Estate Planning. Executive Officers may receive estate planning documentation services not to exceed $10,000 per year.
Clubs. Executive Officers may receive initiation fees, dues, assessments and other charges for reasonable memberships as approved by the CEO or the Administrator, in each case in his or her sole discretion. AT&T does not reimburse for dues, initiation fees or other expenses incurred in connection with a membership in a club that discriminates in its membership policies based on race, creed, gender or ethnic origin. The Administrator shall report annually to the Human Resources Committee as to the usage of this benefit by the Chief Executive Officer and to the Chief Executive Officer on the usage by all other Executive Officers.
Executive Protection. Based upon the concern for the security of Executive Officers, the need to secure their optimum availability for business purposes and to permit uninterrupted communications between them, the Executive Officers are authorized to receive home security services, and, whenever feasible, to use AT&T provided aircraft in connection with business travel and to use such aircraft for the personal travel of Executive Officers where the Chief Executive Officer, in his or her sole discretion, deems such use appropriate because of similar considerations.

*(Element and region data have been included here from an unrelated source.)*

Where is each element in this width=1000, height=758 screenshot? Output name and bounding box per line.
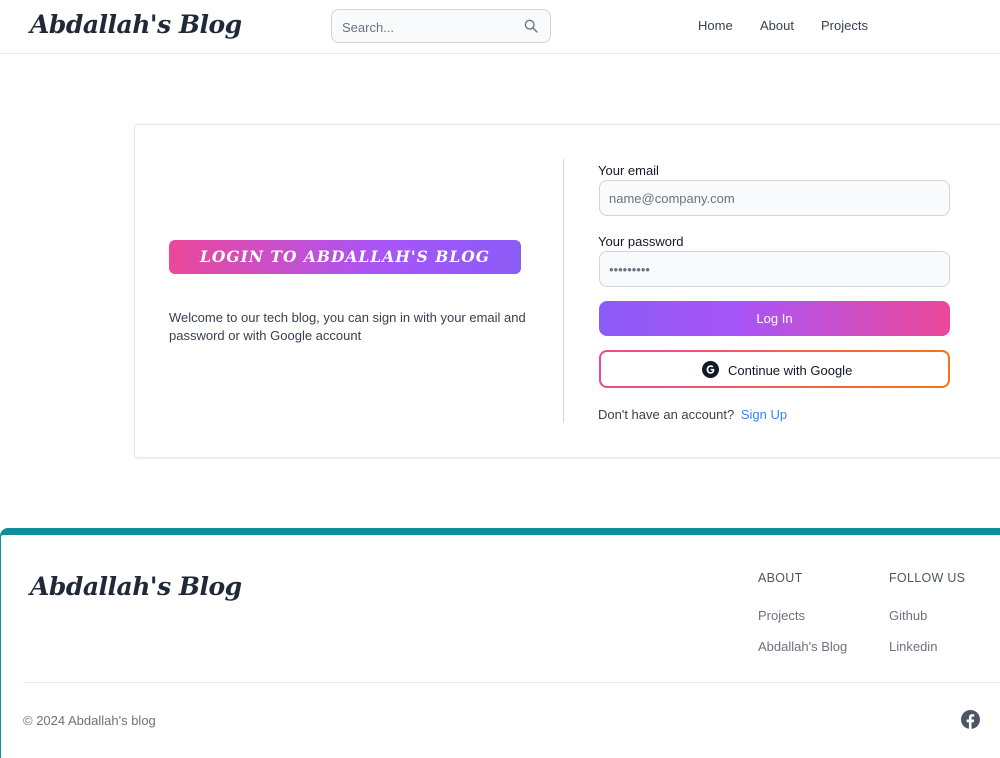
welcome-text: Welcome to our tech blog, you can sign i… <box>169 310 526 343</box>
signup-row: Don't have an account? Sign Up <box>598 407 787 422</box>
nav-projects-link[interactable]: Projects <box>821 18 868 33</box>
footer-logo[interactable]: Abdallah's Blog <box>30 572 242 601</box>
nav-home[interactable]: Home <box>698 18 733 33</box>
site-logo[interactable]: Abdallah's Blog <box>30 10 242 39</box>
footer-link-github[interactable]: Github <box>889 608 927 623</box>
signup-link[interactable]: Sign Up <box>741 407 787 422</box>
footer-follow-heading: FOLLOW US <box>889 571 966 585</box>
footer-link-projects[interactable]: Projects <box>758 608 805 623</box>
google-signin-button[interactable]: Continue with Google <box>599 350 950 388</box>
google-button-label: Continue with Google <box>728 363 853 378</box>
email-field[interactable] <box>599 180 950 216</box>
login-button[interactable]: Log In <box>599 301 950 336</box>
footer-link-blog[interactable]: Abdallah's Blog <box>758 639 847 654</box>
site-header: Abdallah's Blog Home About Projects <box>0 0 1000 54</box>
footer-link-linkedin[interactable]: Linkedin <box>889 639 937 654</box>
footer-about-heading: ABOUT <box>758 571 803 585</box>
nav-home-link[interactable]: Home <box>698 18 733 33</box>
nav-projects[interactable]: Projects <box>821 18 868 33</box>
search-input[interactable] <box>332 10 524 44</box>
password-label: Your password <box>598 234 684 249</box>
no-account-text: Don't have an account? <box>598 407 735 422</box>
password-field[interactable] <box>599 251 950 287</box>
login-card <box>134 124 1000 458</box>
facebook-icon[interactable] <box>961 710 980 729</box>
google-icon <box>702 361 719 378</box>
search-box[interactable] <box>331 9 551 44</box>
nav-about[interactable]: About <box>760 18 794 33</box>
footer-divider <box>23 682 1000 683</box>
card-divider <box>563 159 564 423</box>
login-banner: LOGIN TO ABDALLAH'S BLOG <box>169 240 521 274</box>
email-label: Your email <box>598 163 659 178</box>
copyright-text: © 2024 Abdallah's blog <box>23 713 156 728</box>
nav-about-link[interactable]: About <box>760 18 794 33</box>
search-icon[interactable] <box>523 18 539 34</box>
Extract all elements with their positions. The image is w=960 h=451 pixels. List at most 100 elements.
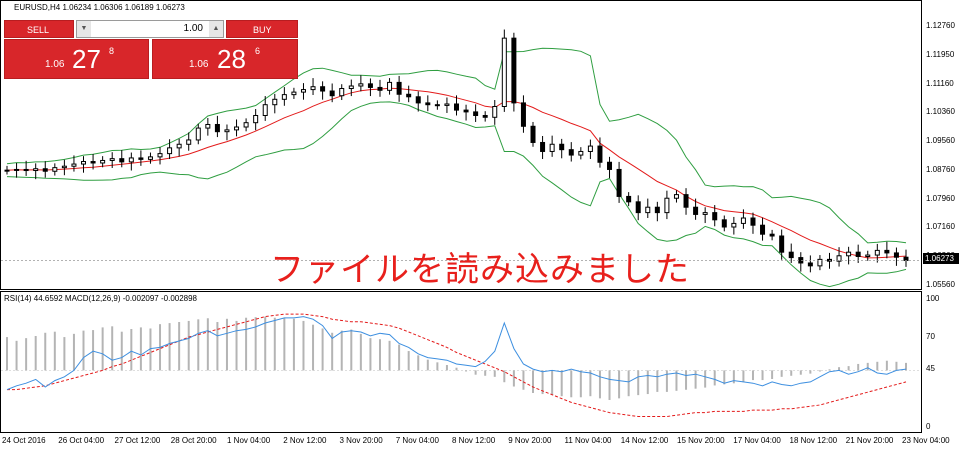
candle-body <box>540 141 546 152</box>
price-tick-label: 1.10360 <box>926 107 955 117</box>
price-tick-label: 1.11950 <box>926 50 955 60</box>
candle-body <box>33 168 39 172</box>
price-tick-label: 1.08760 <box>926 164 955 174</box>
indicator-title: RSI(14) 44.6592 MACD(12,26,9) -0.002097 … <box>4 294 198 303</box>
candle-body <box>664 197 670 214</box>
candle-body <box>779 235 785 253</box>
time-tick-label: 9 Nov 20:00 <box>508 436 552 445</box>
candle-body <box>205 123 211 129</box>
time-tick-label: 24 Oct 2016 <box>2 436 46 445</box>
candle-body <box>721 219 727 228</box>
candle-body <box>281 94 287 100</box>
candle-body <box>23 168 29 172</box>
candle-body <box>568 149 574 156</box>
candle-body <box>559 143 565 151</box>
buy-price-prefix: 1.06 <box>189 59 209 70</box>
candle-body <box>119 158 125 163</box>
lot-decrease-icon[interactable]: ▼ <box>77 21 91 37</box>
candle-body <box>874 249 880 256</box>
candle-body <box>454 103 459 111</box>
candle-body <box>683 194 689 208</box>
candle-body <box>214 123 220 133</box>
sell-price-box[interactable]: 1.06 27 8 <box>4 39 149 79</box>
candle-body <box>807 262 813 267</box>
candle-body <box>147 156 153 160</box>
time-tick-label: 14 Nov 12:00 <box>620 436 669 445</box>
time-tick-label: 1 Nov 04:00 <box>227 436 271 445</box>
candle-body <box>320 86 326 92</box>
indicator-pane[interactable] <box>0 291 922 433</box>
candle-body <box>893 252 899 258</box>
candle-body <box>635 201 641 214</box>
candle-body <box>712 212 718 221</box>
candle-body <box>262 104 268 116</box>
candle-body <box>81 161 87 165</box>
price-tick-label: 1.07960 <box>926 193 955 203</box>
time-tick-label: 27 Oct 12:00 <box>114 436 161 445</box>
candle-body <box>52 167 58 172</box>
price-tick-label: 1.12760 <box>926 21 955 30</box>
time-tick-label: 11 Nov 04:00 <box>564 436 612 445</box>
price-tick-label: 1.09560 <box>926 136 955 146</box>
candle-body <box>645 206 651 214</box>
indicator-tick-label: 70 <box>926 332 935 342</box>
sell-price-sup: 8 <box>109 46 115 56</box>
time-tick-label: 26 Oct 04:00 <box>58 436 105 445</box>
candle-body <box>673 194 679 199</box>
candle-body <box>358 83 364 87</box>
candle-body <box>14 168 20 171</box>
indicator-axis: 100 70 45 0 <box>922 291 960 433</box>
lot-value: 1.00 <box>183 23 203 34</box>
candle-body <box>272 98 278 106</box>
sell-button[interactable]: SELL <box>4 20 74 38</box>
candle-body <box>626 195 632 203</box>
candle-body <box>597 145 603 163</box>
candle-body <box>750 217 756 226</box>
candle-body <box>310 86 316 91</box>
time-tick-label: 18 Nov 12:00 <box>789 436 838 445</box>
candle-body <box>463 109 469 113</box>
buy-button[interactable]: BUY <box>226 20 298 38</box>
price-tick-label: 1.11160 <box>926 78 954 88</box>
time-tick-label: 28 Oct 20:00 <box>170 436 217 445</box>
candle-body <box>607 161 613 170</box>
buy-price-box[interactable]: 1.06 28 6 <box>152 39 298 79</box>
candle-body <box>884 249 890 254</box>
candle-body <box>846 251 852 257</box>
file-loaded-message: ファイルを読み込みました <box>270 251 690 289</box>
candle-body <box>109 158 115 161</box>
candle-body <box>740 217 746 224</box>
candle-body <box>788 251 794 259</box>
candle-body <box>128 157 134 163</box>
time-tick-label: 7 Nov 04:00 <box>395 436 439 445</box>
candle-body <box>444 103 450 106</box>
time-tick-label: 15 Nov 20:00 <box>677 436 725 445</box>
candle-body <box>157 153 163 158</box>
candle-body <box>549 143 555 152</box>
candle-body <box>348 85 354 90</box>
time-tick-label: 2 Nov 12:00 <box>283 436 327 445</box>
indicator-tick-label: 0 <box>926 422 931 431</box>
candle-body <box>654 206 660 214</box>
candle-body <box>377 86 383 91</box>
candle-body <box>176 143 182 149</box>
candle-body <box>865 254 871 258</box>
sell-price-big: 27 <box>72 44 101 74</box>
lot-size-field[interactable]: ▼ 1.00 ▲ <box>76 20 224 38</box>
candle-body <box>855 251 861 258</box>
price-axis: 1.12760 1.11950 1.11160 1.10360 1.09560 1.087… <box>922 0 960 290</box>
candle-body <box>339 88 345 97</box>
lot-increase-icon[interactable]: ▲ <box>209 21 223 37</box>
candle-body <box>100 159 106 164</box>
buy-price-big: 28 <box>217 44 246 74</box>
candle-body <box>578 150 584 156</box>
time-tick-label: 3 Nov 20:00 <box>339 436 383 445</box>
candle-body <box>387 81 393 91</box>
candle-body <box>329 90 335 97</box>
candle-body <box>234 126 240 131</box>
candle-body <box>731 222 737 228</box>
indicator-chart <box>1 313 921 417</box>
time-tick-label: 23 Nov 04:00 <box>902 436 950 445</box>
indicator-tick-label: 100 <box>926 294 940 303</box>
price-tick-label: 1.07160 <box>926 222 955 232</box>
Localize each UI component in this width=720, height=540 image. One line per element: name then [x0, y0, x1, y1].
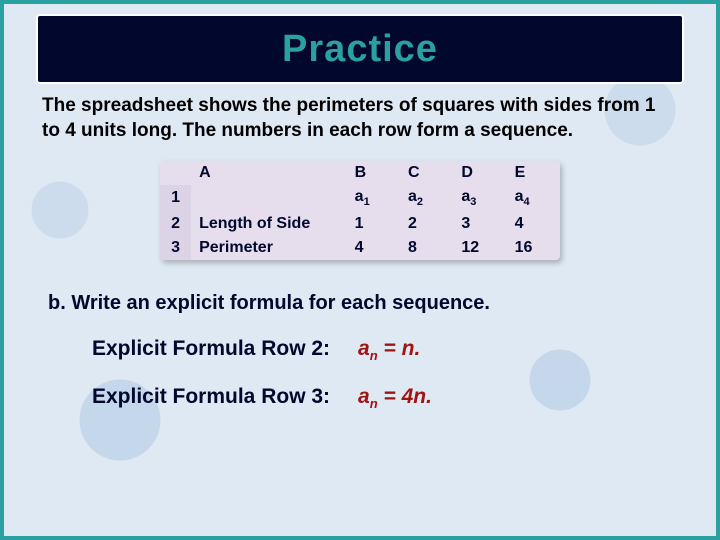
cell: 2 [400, 212, 453, 236]
row-index: 3 [160, 236, 191, 260]
cell: 3 [453, 212, 506, 236]
cell: Length of Side [191, 212, 347, 236]
cell: a3 [453, 185, 506, 211]
col-header: E [507, 161, 560, 185]
intro-text: The spreadsheet shows the perimeters of … [42, 94, 678, 143]
cell: 4 [507, 212, 560, 236]
cell [191, 185, 347, 211]
corner-cell [160, 161, 191, 185]
spreadsheet-table: A B C D E 1 a1 a2 a3 a4 2 Length of Side… [160, 161, 560, 259]
col-header: B [347, 161, 400, 185]
cell: 12 [453, 236, 506, 260]
formula-expr: an = n. [358, 337, 420, 363]
cell: a1 [347, 185, 400, 211]
col-header: D [453, 161, 506, 185]
cell: 8 [400, 236, 453, 260]
row-index: 2 [160, 212, 191, 236]
cell: 1 [347, 212, 400, 236]
formula-row-3: Explicit Formula Row 3: an = 4n. [92, 385, 716, 411]
formula-expr: an = 4n. [358, 385, 432, 411]
table-row: 3 Perimeter 4 8 12 16 [160, 236, 560, 260]
cell: 16 [507, 236, 560, 260]
formula-row-2: Explicit Formula Row 2: an = n. [92, 337, 716, 363]
table-row: 1 a1 a2 a3 a4 [160, 185, 560, 211]
page-title: Practice [282, 28, 438, 71]
cell: a2 [400, 185, 453, 211]
col-header: A [191, 161, 347, 185]
cell: Perimeter [191, 236, 347, 260]
table-row: A B C D E [160, 161, 560, 185]
cell: 4 [347, 236, 400, 260]
col-header: C [400, 161, 453, 185]
table-row: 2 Length of Side 1 2 3 4 [160, 212, 560, 236]
title-banner: Practice [36, 14, 684, 84]
question-text: b. Write an explicit formula for each se… [48, 292, 716, 315]
cell: a4 [507, 185, 560, 211]
formula-label: Explicit Formula Row 3: [92, 385, 330, 409]
formula-label: Explicit Formula Row 2: [92, 337, 330, 361]
row-index: 1 [160, 185, 191, 211]
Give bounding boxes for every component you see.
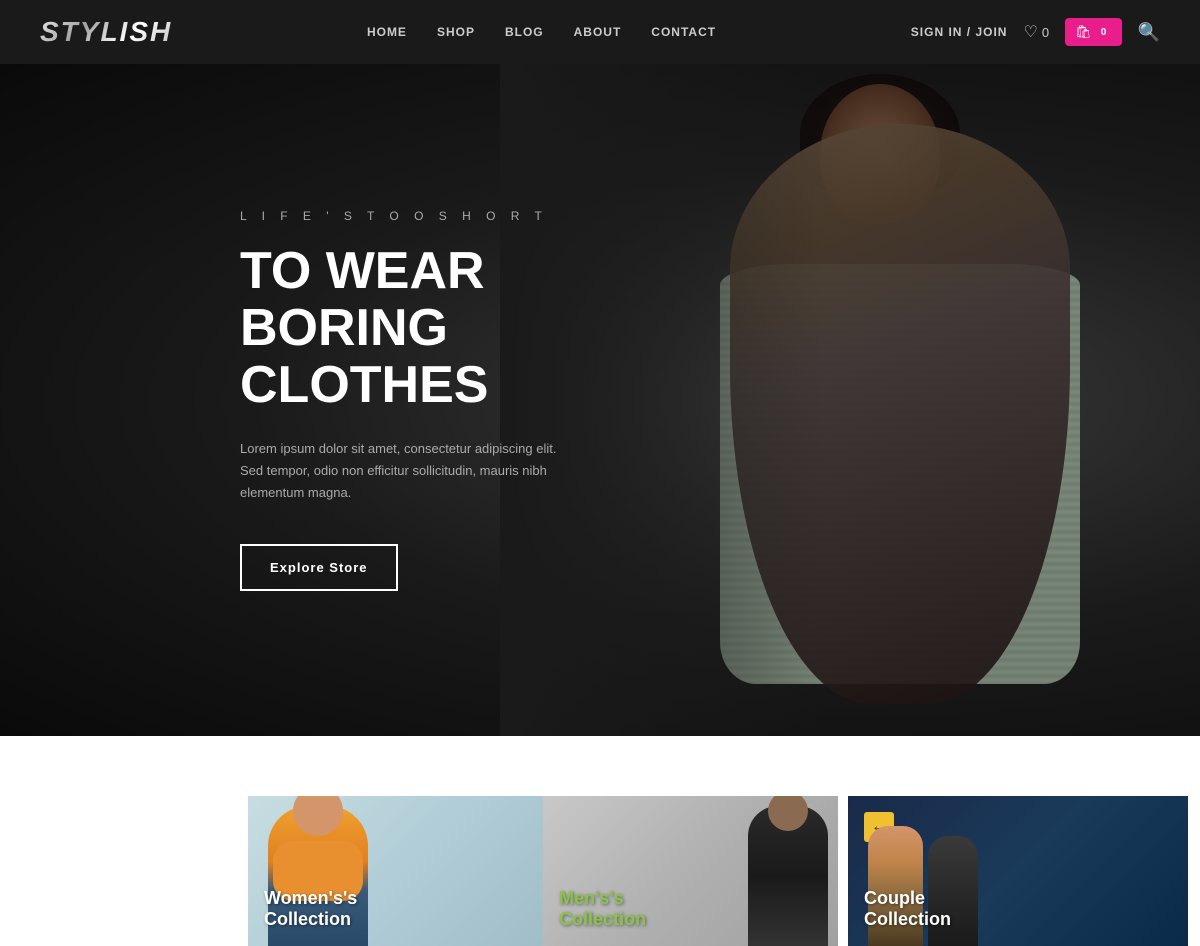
collections-grid: Women's's Collection Men's's Collection … (0, 796, 1200, 946)
hero-model-image (500, 64, 1150, 736)
bag-icon: 🛍 (1075, 24, 1092, 40)
hero-description: Lorem ipsum dolor sit amet, consectetur … (240, 438, 580, 504)
nav-shop[interactable]: SHOP (437, 25, 475, 39)
couple-bg: ← Couple Collection (848, 796, 1188, 946)
cart-button[interactable]: 🛍 0 (1065, 18, 1122, 46)
collection-card-left[interactable]: Women's's Collection Men's's Collection (248, 796, 838, 946)
navbar: Stylish HOME SHOP BLOG ABOUT CONTACT SIG… (0, 0, 1200, 64)
signin-button[interactable]: SIGN IN / JOIN (911, 25, 1008, 39)
men-figure (748, 806, 828, 946)
collections-section: Women's's Collection Men's's Collection … (0, 736, 1200, 946)
hero-title-line1: TO WEAR BORING (240, 242, 485, 357)
model-overlay (500, 64, 1150, 736)
nav-about[interactable]: ABOUT (574, 25, 622, 39)
nav-links: HOME SHOP BLOG ABOUT CONTACT (367, 23, 716, 41)
navbar-actions: SIGN IN / JOIN ♡ 0 🛍 0 🔍 (911, 18, 1160, 46)
nav-blog[interactable]: BLOG (505, 25, 544, 39)
nav-contact[interactable]: CONTACT (651, 25, 716, 39)
cart-count: 0 (1096, 24, 1112, 40)
heart-icon: ♡ (1023, 22, 1037, 42)
nav-home[interactable]: HOME (367, 25, 407, 39)
brand-logo[interactable]: Stylish (40, 16, 172, 48)
explore-store-button[interactable]: Explore Store (240, 544, 398, 591)
hero-section: L I F E ' S T O O S H O R T TO WEAR BORI… (0, 64, 1200, 736)
wishlist-button[interactable]: ♡ 0 (1023, 22, 1049, 42)
couple-collection-label: Couple Collection (864, 888, 951, 930)
women-collection-label: Women's's Collection (264, 888, 357, 930)
hero-content: L I F E ' S T O O S H O R T TO WEAR BORI… (0, 209, 580, 592)
collection-couple[interactable]: ← Couple Collection (848, 796, 1188, 946)
hero-tagline: L I F E ' S T O O S H O R T (240, 209, 580, 223)
collection-women[interactable]: Women's's Collection (248, 796, 543, 946)
collection-men[interactable]: Men's's Collection (543, 796, 838, 946)
men-collection-label: Men's's Collection (559, 888, 646, 930)
search-button[interactable]: 🔍 (1138, 22, 1160, 43)
search-icon: 🔍 (1138, 22, 1160, 42)
hero-title: TO WEAR BORING CLOTHES (240, 243, 580, 415)
wishlist-count: 0 (1042, 25, 1049, 40)
hero-title-line2: CLOTHES (240, 356, 488, 414)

Retirement. Upon the Retirement of an Executive Officer, he or she may receive up to an additional $20,000 of financial consulting reasonably in connection with and incurred within a reasonable time of his or her actual retirement. After the Retirement of an Executive Officer he or she shall continue to receive the communications, financial counseling and estate planning benefits until his or her death. After the death of an Executive Officer or Retired Executive Officer, his or her spouse shall receive the communications benefit for 6 billing cycles and shall receive the financial counseling and estate planning benefits for 2 years.
Taxes. Each recipient of benefits under this Plan shall receive an amount equal to that necessary to offset the Federal, state and local income taxes, as well as associated employment taxes, of the recipient (including taxes on tax reimbursements) resulting from the benefits in this Plan, other than (1) the monthly automobile allowance for Executive Officers; and (2) personal use of aircraft.